Now the normal American tourist would shrug this guy off. A nut case. Mitch and I know better.
We touch knees under the table. A classic pick-up attempt. Right out of the pages of the military intelligence manual I had to read before signing my life away.
We gulp down our sandwiches and flee out of there. Where to? What if he follows? Quick. To Tivoli Gardens. We can get lost there among the amusement park rides and food offerings. Just like in the spy movies.
We run the three or four blocks and thrust our admittance money at the ticket taker.
For good measure, once inside Tivoli we dash hither and thither among the fun-loving Danes to ensure escape.
By the time we get back to Munich we do not report the incident as required. A week with the fun-loving Danes has clouded our judgment. Was it really a pick-up attempt? Maybe the guy was just a nut case.
I do report to my new duty station. An American serviceman has gone missing, presumed recruited to The Other Side.
My new boss — a GS-12 — jiggles the coins in his pocket and waits for news from the Austrian border with the East. This is not a case where no news is good news. There is no news.
I sit in a room with six men, two warrant officers and four civilians. Or perhaps it is the other way around, I cannot remember. My men are monitoring important activities, reports of which I type. Six copies — requiring five pieces of carbon paper — are disseminated, including one to the Munich branch of the CIA.
When I am not typing this important information that keeps Europe safe from communism, I am allowed to read.
Then the new colonel arrives. He reorganizes.

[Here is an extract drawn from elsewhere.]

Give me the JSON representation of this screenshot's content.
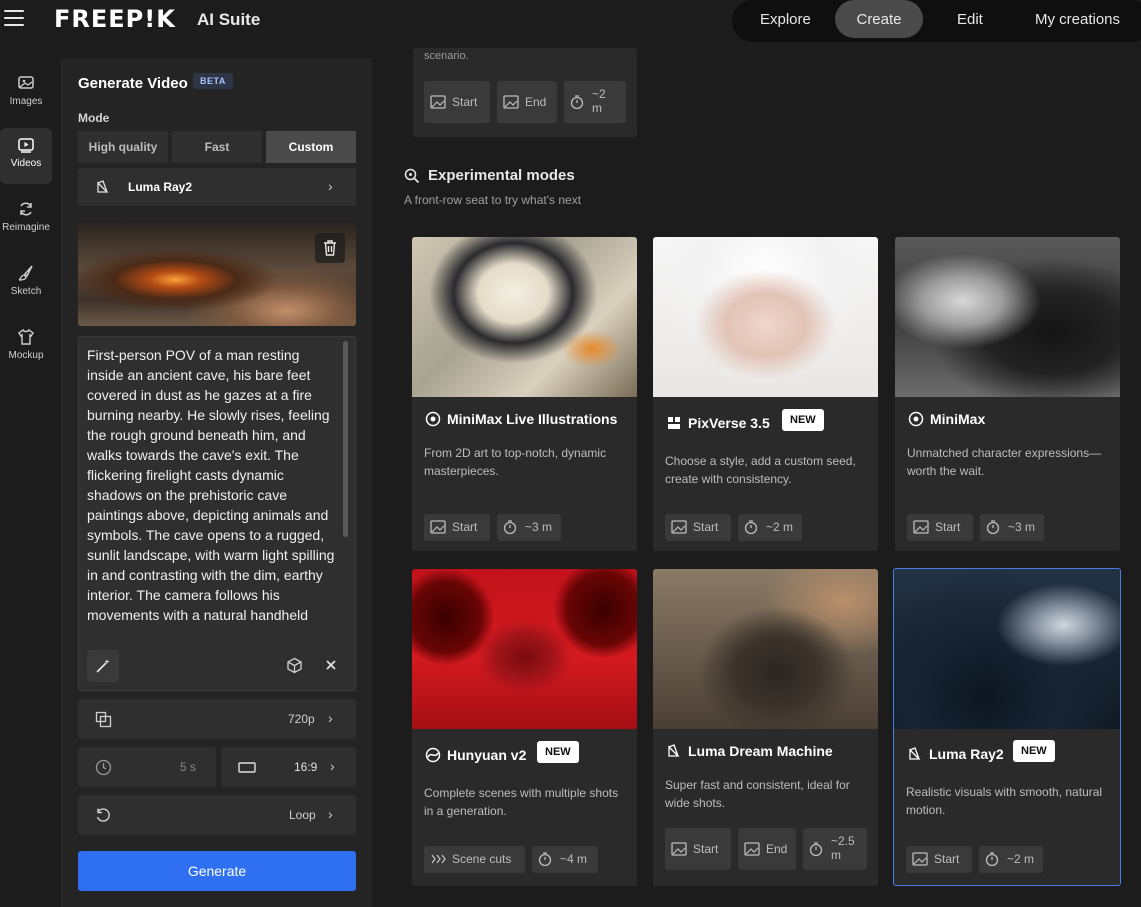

Two of the men and I are swept into a large room with an assortment of other men. The other four men in our unit are swept, for all I know, into a dustbin.
The fun begins. The highest-ranking man in the room is a GS-13. He spends his entire time discussing whether it was Taiwan in ’64 or Honduras in ’58 where civilians were required to wear uniforms.

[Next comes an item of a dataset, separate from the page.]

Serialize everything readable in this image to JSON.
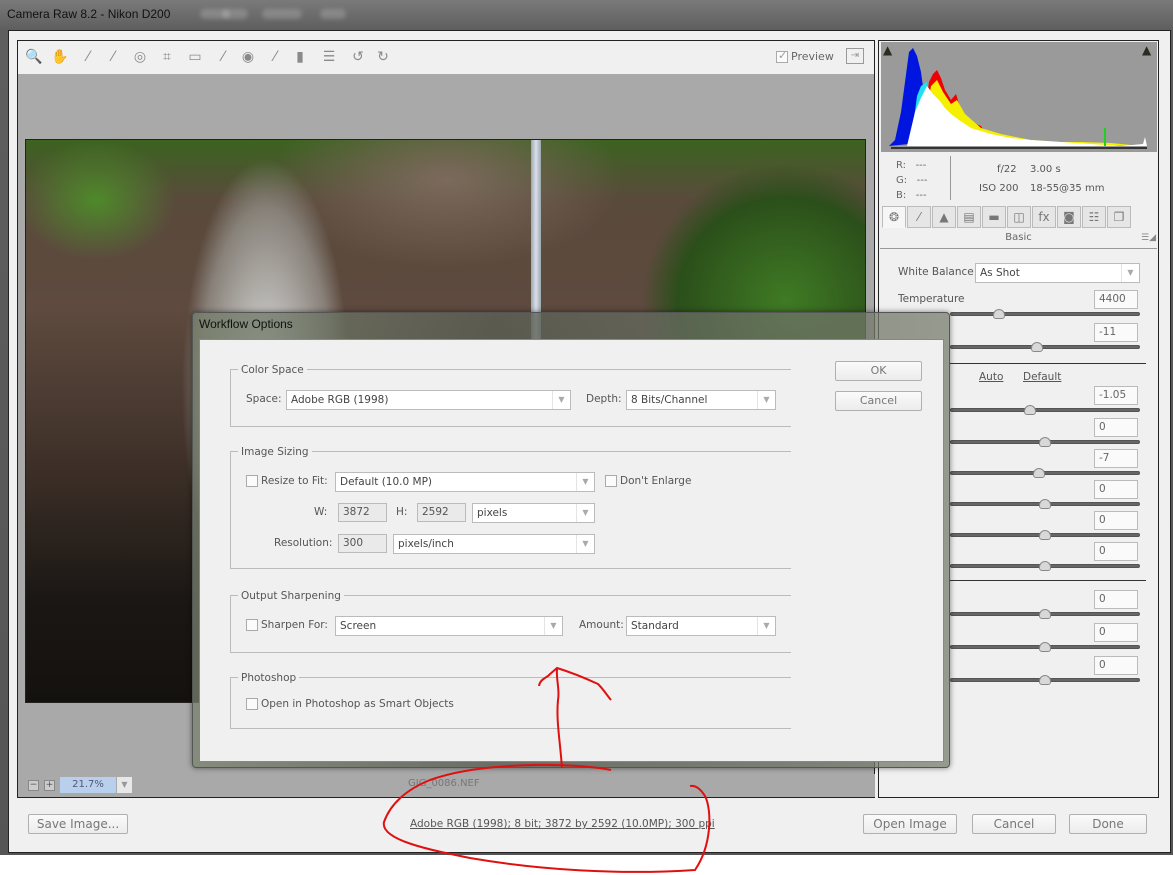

Otherwise he allocates the Christmas gifts to friendly German nationals — liquor and perfume. These decisions take him an entire year.

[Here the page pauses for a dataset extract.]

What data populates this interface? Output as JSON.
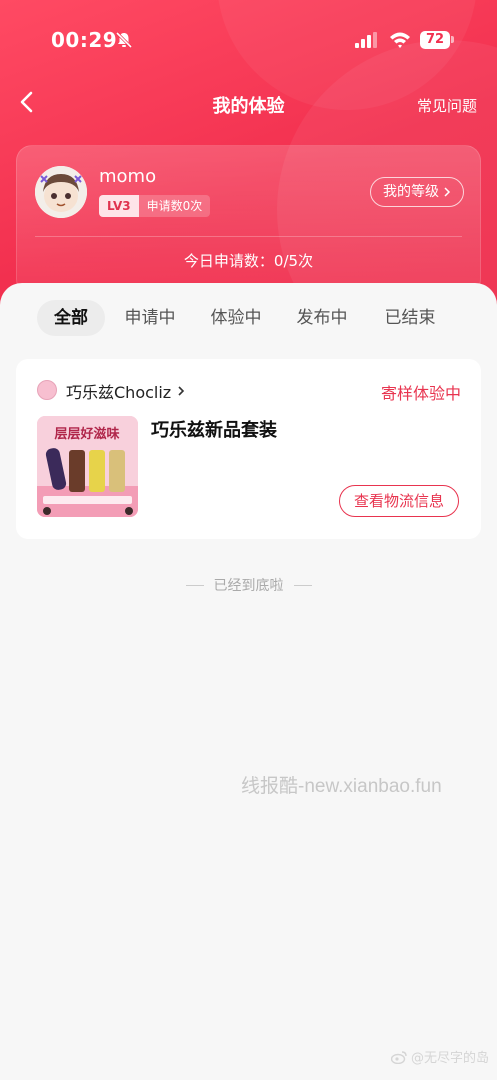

One day he fires me. Just like that. No warning. Nothing. He is not even my boss. But my boss cannot save me because he is only a GS-12.
I need the money. I still have not gotten to the Eiffel Tower. I throw myself on the mercy of the artillery major who has just joined the group of merry men who sit in the large room with me.
(He is horrified that we paperclip our secret and confidential documents rather than stapling these as is done in artillery. He points out that a secret document could accidentally get attached by paperclip under a non-classified document.)
With prodding from the major, the GS-l3 condescends to tell me why he has fired me.
“You do not answer my telephone.” The one that rings only on his desk, certainly not on mine.
“Heidelberg might be calling” — he means the GS-l4 who outranks him — “and I should have a secretary to talk to his secretary.” Mind you, he hasn’t asked me to answer his bloody telephone.
“And besides, when you have nothing to do, you read. How does that look for me if you are not busy?”
Ah, now we come down to the nitty gritty. We must keep up the appearance that allotting Christmas gifts takes all year. (Remember, taxpayers are paying his salary.)
The major negotiates a truce. I will answer the GS-l2’s phone and look busy. I am to read the army manuals when I have nothing else to do. (I can just manage to slip The New Yorker under the manuals.)
And I am to type the weekly report to the colonel perfectly. I cannot correct an error. Every time I make a mistake I must start the page over. Now I am a good typist, but not perfect. Typing the weekly report fills a great deal of time.
Also I smile at the GS-12. I say “good morning, sir” and other such “polite” nonsense.
And two months before Mitch is due to get out of the army, I resign so we can use up our remaining leave.
On a tight budget we finally tour Western Europe, including the Eiffel Tower, and stay in a Paris hotel that turns out to be a brothel.